The destruction of Dresden

February 13, 1945. I was 8½ years old. Schools were closed. Restaurants, Railroad stations were filled to capacity with refugees and wounded. It was Shrove Tuesday. A happy day, similar to Mardi Gras in New Orleans.

But we had very little or no food, and many refugees were crowding into Dresden running away from the fast approaching Russian Army and leaving everything behind.
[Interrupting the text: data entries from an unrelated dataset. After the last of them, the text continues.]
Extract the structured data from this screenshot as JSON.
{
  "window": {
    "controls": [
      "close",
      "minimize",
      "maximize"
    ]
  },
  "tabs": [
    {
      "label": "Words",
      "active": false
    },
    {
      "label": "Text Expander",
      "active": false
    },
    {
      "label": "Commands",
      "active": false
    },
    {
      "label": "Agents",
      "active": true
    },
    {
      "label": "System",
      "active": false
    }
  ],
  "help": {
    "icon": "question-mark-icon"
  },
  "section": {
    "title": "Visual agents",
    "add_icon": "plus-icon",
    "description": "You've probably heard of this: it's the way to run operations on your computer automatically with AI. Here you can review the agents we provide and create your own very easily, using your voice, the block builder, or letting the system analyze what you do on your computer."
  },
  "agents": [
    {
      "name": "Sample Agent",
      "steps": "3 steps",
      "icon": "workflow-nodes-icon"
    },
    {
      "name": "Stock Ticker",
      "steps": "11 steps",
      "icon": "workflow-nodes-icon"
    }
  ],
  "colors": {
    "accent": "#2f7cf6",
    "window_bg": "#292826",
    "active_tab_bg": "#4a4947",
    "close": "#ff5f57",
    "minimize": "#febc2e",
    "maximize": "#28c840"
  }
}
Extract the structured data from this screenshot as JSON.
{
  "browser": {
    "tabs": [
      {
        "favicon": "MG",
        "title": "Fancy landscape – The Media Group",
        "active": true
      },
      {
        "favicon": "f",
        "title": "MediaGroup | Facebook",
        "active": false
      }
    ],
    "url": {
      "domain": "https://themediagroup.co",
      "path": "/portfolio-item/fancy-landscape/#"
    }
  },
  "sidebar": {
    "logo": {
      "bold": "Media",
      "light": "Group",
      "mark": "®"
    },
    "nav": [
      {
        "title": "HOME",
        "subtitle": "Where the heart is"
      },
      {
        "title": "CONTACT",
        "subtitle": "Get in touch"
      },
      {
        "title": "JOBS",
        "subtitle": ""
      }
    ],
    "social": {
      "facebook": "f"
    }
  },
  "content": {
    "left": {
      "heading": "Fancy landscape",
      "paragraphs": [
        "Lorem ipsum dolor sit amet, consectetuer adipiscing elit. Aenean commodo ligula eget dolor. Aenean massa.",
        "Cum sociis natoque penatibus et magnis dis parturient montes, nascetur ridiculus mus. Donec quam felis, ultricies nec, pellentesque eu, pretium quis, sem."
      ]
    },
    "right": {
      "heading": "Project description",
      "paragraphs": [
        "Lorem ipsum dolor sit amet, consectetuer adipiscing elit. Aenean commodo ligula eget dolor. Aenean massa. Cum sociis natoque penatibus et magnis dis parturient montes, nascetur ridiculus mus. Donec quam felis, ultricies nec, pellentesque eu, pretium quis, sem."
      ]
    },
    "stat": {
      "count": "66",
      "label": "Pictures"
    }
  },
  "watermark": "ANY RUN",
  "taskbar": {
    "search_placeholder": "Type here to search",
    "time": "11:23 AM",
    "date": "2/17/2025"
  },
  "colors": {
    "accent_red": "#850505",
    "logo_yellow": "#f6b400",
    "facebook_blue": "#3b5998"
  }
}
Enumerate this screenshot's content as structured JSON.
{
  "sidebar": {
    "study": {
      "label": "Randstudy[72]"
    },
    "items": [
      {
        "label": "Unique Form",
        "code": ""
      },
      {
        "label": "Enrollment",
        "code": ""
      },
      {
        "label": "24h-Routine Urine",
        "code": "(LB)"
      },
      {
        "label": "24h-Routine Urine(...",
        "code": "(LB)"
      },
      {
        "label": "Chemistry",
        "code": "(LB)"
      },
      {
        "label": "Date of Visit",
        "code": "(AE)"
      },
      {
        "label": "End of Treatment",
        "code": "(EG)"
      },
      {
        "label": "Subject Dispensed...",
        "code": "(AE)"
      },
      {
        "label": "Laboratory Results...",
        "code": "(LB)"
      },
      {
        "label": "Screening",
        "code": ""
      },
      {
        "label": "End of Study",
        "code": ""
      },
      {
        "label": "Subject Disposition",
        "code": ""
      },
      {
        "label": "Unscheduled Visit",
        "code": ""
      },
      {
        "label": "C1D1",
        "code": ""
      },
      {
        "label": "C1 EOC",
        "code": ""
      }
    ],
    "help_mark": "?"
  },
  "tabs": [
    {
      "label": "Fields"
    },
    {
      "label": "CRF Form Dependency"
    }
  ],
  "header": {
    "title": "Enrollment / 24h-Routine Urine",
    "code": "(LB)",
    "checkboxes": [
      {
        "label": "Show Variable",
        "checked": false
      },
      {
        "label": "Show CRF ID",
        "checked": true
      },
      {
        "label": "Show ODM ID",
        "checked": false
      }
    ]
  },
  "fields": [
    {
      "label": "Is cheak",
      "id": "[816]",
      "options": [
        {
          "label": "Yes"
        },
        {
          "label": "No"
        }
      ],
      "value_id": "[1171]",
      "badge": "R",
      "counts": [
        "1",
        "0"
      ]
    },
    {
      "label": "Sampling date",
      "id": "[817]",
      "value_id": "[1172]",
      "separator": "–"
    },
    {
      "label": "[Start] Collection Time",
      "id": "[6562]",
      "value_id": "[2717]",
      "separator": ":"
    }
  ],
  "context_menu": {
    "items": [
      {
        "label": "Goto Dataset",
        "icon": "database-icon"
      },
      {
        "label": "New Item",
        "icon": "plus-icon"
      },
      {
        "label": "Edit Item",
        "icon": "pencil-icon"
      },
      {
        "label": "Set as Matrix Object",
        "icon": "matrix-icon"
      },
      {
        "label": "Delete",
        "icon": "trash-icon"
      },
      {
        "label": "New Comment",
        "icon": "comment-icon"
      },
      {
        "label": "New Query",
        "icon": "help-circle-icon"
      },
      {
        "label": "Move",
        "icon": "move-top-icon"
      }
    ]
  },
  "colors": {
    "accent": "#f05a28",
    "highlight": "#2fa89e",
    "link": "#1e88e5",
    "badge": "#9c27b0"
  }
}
They were looking for a safe place until the war was over. What a mistake.

 

It was about 9:30 PM, my little brother and I were in the bedroom, with Dark green shades drawn so no lights would be visible from the outside. I noticed that it was very bright outside. It was so bright one could read the newspaper without difficulty. I got up to see my mother who was listening to the radio, the BBC, which was "illegal". We were not supposed to know what was going on in the war, only what the local, controlled radio stations were telling us was allowed.

 

Suddenly the apartment house was shaking, bombs dropping all around us, and as we have been trained to do, we jumped into our "training suits" now called sweat suits, grabbed our rucksack ( backpack which my mother made for us children in case we had to flee the Russian army) and went into the basement with all the others from the apartment house. Bombs were dropping all around us, the house was shaking and vibrating. This lasted about ½ hr. When we came out of the cellar, my mother as an air aid warden had to leave to help others whose houses were burning, ours was still standing but all the windows were blown out, and our curtains from the 2nd floor were hanging down to the street in strips. Almost all the apartment houses in our neighborhood were completely engulfed in flames. I suddenly heard ONE siren sounding somewhere in the west from us.

 

My mother arrived, and we all went back into the cellar. We now wanted to get out from there, my mother took blankets and towels soaked them in water in a tub that was there for just this purpose, we wrapped them around our bodies and heads to keep flames and embers from sticking to us and we headed towards our school. I will never forget the sights, every building looked like a glowing charcoal, with the steel girders a darker red. We saw parts of the "Firestorm" just ahead of us, and had to back away. We stayed for this 2nd raid in the school surrounded by wounded soldiers. The next morning my mother and a neighbor went back to our house, and it was totally collapsed. My mother left a note on the ruin, as many other people did just in case somebody was looking for us, just to let them know that we were alive. We did not know where we would go from here, except for the moment, back to school.

 

Hundreds, thousands of people were leaving the burning city to look for safety and the main route out was near us, so we joined them, hoping that our dangers were over. They were not, but to read about that click here.

Angela
23rd March, 2003

 

Angela eventually moved to the USA, and passed away in September 2004.